400 Days Without Dostoevsky

I exercise my tare for numbers. I am now 400 days without reading a page of Dostoevsky. Everything indicates that I will chase the record of 635 days of abstinence since the first contact. I seem to have fun looking elsewhere for what I already know I will not find. Dostoevsky’s work is a rare stage where the true and greatest problems of human existence are represented. But that is not what I wanted to say… I have a habit of evoking in mind my idols and making comparisons. I notice my mediocre problems and twists and turns, so I visualize, for example, the genius orphaned by his mother at fifteen, with his father murdered at seventeen and sentenced to death ten years later. But that is not all. I also compare the bitterness of these lines with the light emanating from those of the genius. All this even though I am not in physical contact with his books. Then I reflect. It is good to synthesize a work by exposing the problems it deals with and, when they exist, the solutions it offers. But beyond this: one does it well by delineating the various nuances that compose it. And in Dostoevsky, good humor abounds, even if the blind man cannot see it. His biography is summarized in a succession of difficulties of the most varied natures, and his work, synthesized, represents a hopeful and optimistic outlook that prevails over all of them. It is interesting to note the contrast, i.e., the apparent contrast that we see when we use the myopic and materialistic viewpoint that summarizes the experience in “good” and “bad” situations, “successes” and “misfortunes”, and compare the life and work of great personalities. If we consider that a work largely reflects experience, the mind points us to impressive conclusions.

The Modern Trend of Producing “Experts”

There is, worldwide, a blatant tendency to produce “experts”. In principle, it is natural that all areas should be deepened and that more and more detailed studies should be made available to the average student. However, the question remains: What about the whole? What about the connection between different areas of knowledge? I say and think about two things. First, in Carpeaux’s monumental História da literatura ocidental, a work that the more I analyze it, the more I find it valuable: in it, which could never be classified as “superficial,” more than twenty centuries of culture are magnificently concatenated. The student sees the impossible link shining before him and conquers, in relatively few pages, a vision that allows him to move through the most diverse currents of thought. A work of this kind is the opposite of the current intellectual trend. Secondly, I think about the students. Multiple interests, diversified study does not usually make careers: he who becomes an “expert” grows. By becoming an “expert”, the student flirts with the possibility of knowing one area and ignoring all the others, ignoring, as well, the real applicability of the knowledge itself. Well done! Which is worth more, or what is the point of studying? It seems to me that the main distinction between modern intellectuals lies in the answers.

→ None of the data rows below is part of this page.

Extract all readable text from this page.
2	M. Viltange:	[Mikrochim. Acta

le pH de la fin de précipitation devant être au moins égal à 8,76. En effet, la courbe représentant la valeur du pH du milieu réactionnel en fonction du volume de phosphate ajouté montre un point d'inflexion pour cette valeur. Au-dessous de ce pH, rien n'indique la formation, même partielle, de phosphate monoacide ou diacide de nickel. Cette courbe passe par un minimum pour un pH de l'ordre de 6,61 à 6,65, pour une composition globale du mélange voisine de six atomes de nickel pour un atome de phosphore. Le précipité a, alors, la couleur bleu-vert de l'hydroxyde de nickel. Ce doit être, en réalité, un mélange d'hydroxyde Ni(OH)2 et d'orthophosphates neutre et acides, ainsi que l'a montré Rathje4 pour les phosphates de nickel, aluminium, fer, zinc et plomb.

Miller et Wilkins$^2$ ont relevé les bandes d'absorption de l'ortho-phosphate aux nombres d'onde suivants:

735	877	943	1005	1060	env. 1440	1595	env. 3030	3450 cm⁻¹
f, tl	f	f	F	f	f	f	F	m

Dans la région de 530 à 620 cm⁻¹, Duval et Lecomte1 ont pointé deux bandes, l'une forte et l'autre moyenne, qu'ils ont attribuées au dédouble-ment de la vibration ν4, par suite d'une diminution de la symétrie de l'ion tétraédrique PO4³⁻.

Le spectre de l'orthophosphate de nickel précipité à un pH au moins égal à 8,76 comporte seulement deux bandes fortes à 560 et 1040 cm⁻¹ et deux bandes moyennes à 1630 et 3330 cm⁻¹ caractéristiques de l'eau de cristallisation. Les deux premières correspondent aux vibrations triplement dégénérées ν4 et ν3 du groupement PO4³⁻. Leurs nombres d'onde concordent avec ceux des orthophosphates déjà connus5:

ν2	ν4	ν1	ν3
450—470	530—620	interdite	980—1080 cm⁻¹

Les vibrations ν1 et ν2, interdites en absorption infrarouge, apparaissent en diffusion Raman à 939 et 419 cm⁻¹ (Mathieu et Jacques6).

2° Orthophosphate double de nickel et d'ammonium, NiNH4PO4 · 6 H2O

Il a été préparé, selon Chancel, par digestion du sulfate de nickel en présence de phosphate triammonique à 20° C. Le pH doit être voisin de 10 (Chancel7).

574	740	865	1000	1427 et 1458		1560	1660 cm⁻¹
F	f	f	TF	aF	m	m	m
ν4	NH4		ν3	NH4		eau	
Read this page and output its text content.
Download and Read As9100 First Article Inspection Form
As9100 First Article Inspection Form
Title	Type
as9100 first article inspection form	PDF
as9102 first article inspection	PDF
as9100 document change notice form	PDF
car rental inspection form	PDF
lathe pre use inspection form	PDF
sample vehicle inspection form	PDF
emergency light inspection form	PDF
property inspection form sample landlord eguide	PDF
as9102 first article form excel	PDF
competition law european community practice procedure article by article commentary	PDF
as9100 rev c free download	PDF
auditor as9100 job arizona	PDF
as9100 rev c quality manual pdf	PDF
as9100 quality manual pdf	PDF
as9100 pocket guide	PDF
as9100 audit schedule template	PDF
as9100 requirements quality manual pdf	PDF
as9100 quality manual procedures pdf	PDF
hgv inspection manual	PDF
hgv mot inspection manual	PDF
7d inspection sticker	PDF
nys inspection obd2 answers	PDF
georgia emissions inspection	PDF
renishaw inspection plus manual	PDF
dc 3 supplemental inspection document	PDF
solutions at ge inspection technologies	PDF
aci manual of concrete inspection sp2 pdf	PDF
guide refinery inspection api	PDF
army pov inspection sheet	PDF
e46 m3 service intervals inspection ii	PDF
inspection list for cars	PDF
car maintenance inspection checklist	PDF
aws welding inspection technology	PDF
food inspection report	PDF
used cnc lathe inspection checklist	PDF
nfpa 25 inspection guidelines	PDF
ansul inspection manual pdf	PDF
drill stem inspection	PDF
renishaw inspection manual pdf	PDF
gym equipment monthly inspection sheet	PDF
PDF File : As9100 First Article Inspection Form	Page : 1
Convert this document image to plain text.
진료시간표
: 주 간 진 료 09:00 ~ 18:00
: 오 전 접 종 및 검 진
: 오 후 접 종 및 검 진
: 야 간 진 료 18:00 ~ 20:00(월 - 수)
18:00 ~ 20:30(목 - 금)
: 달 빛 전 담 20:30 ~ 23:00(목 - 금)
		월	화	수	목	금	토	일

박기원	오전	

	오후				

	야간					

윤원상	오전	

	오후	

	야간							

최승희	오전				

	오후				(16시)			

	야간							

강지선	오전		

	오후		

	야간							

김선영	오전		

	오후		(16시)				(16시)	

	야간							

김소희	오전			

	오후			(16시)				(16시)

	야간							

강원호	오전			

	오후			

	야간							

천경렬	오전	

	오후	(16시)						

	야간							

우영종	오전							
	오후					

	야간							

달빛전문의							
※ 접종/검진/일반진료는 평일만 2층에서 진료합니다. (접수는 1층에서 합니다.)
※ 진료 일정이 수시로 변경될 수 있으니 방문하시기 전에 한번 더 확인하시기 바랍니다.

Nietzsche Symbolizes Freedom of Spirit

It is very difficult to recognize the autonomy of those who seem unscathed by Nietzsche’s outbursts. They like to stone him, take him out of context, detach him from the nobility of character that is peculiar to him. Nietzsche symbolizes freedom of spirit, power, intellectual courage. To undermine him seems to me, above all, to undermine these three very noble qualities.

The Modern Monster

Mário Ferreira dos Santos, about Nietzsche, in free translation:

He was the adversary of the State, the modern monster, the Moloch of our days, the devourer of men and consciences, the most brutal creation of human weakness and who will end up totally tiring it, to the point of one day abhorring all forms of oppression, and destroying them with an impetus that will make the pages of history tremble. It will not be easy to understand this for the man of today, this captive who licks his shackles, this “Haustier,” this domesticated animal who has grown accustomed to worshipping the monster of which he speaks.

The note is dated 1957. What to say? A little over half a century, and we can verify the accuracy of Mario’s brilliant observation. The collapse of the modern state is inevitable, however… the “captive who licks the shackles” continues, passive, to lick them, in a state of admirable unconsciousness in which he does not show the slightest sign of exhaustion. The situation has only worsened: the monster has grown, its dominion has expanded, and it no longer has any shame. The question, however, remains unanswered: until when? On the one hand, the reaction is inevitable; on the other, awakening seems distant. What is clear is that, as Mário predicted, the day will come when the “devourer of men and consciences” will be faced with a violent and extraordinary explosion, coming from an apparently perpetual lethargy.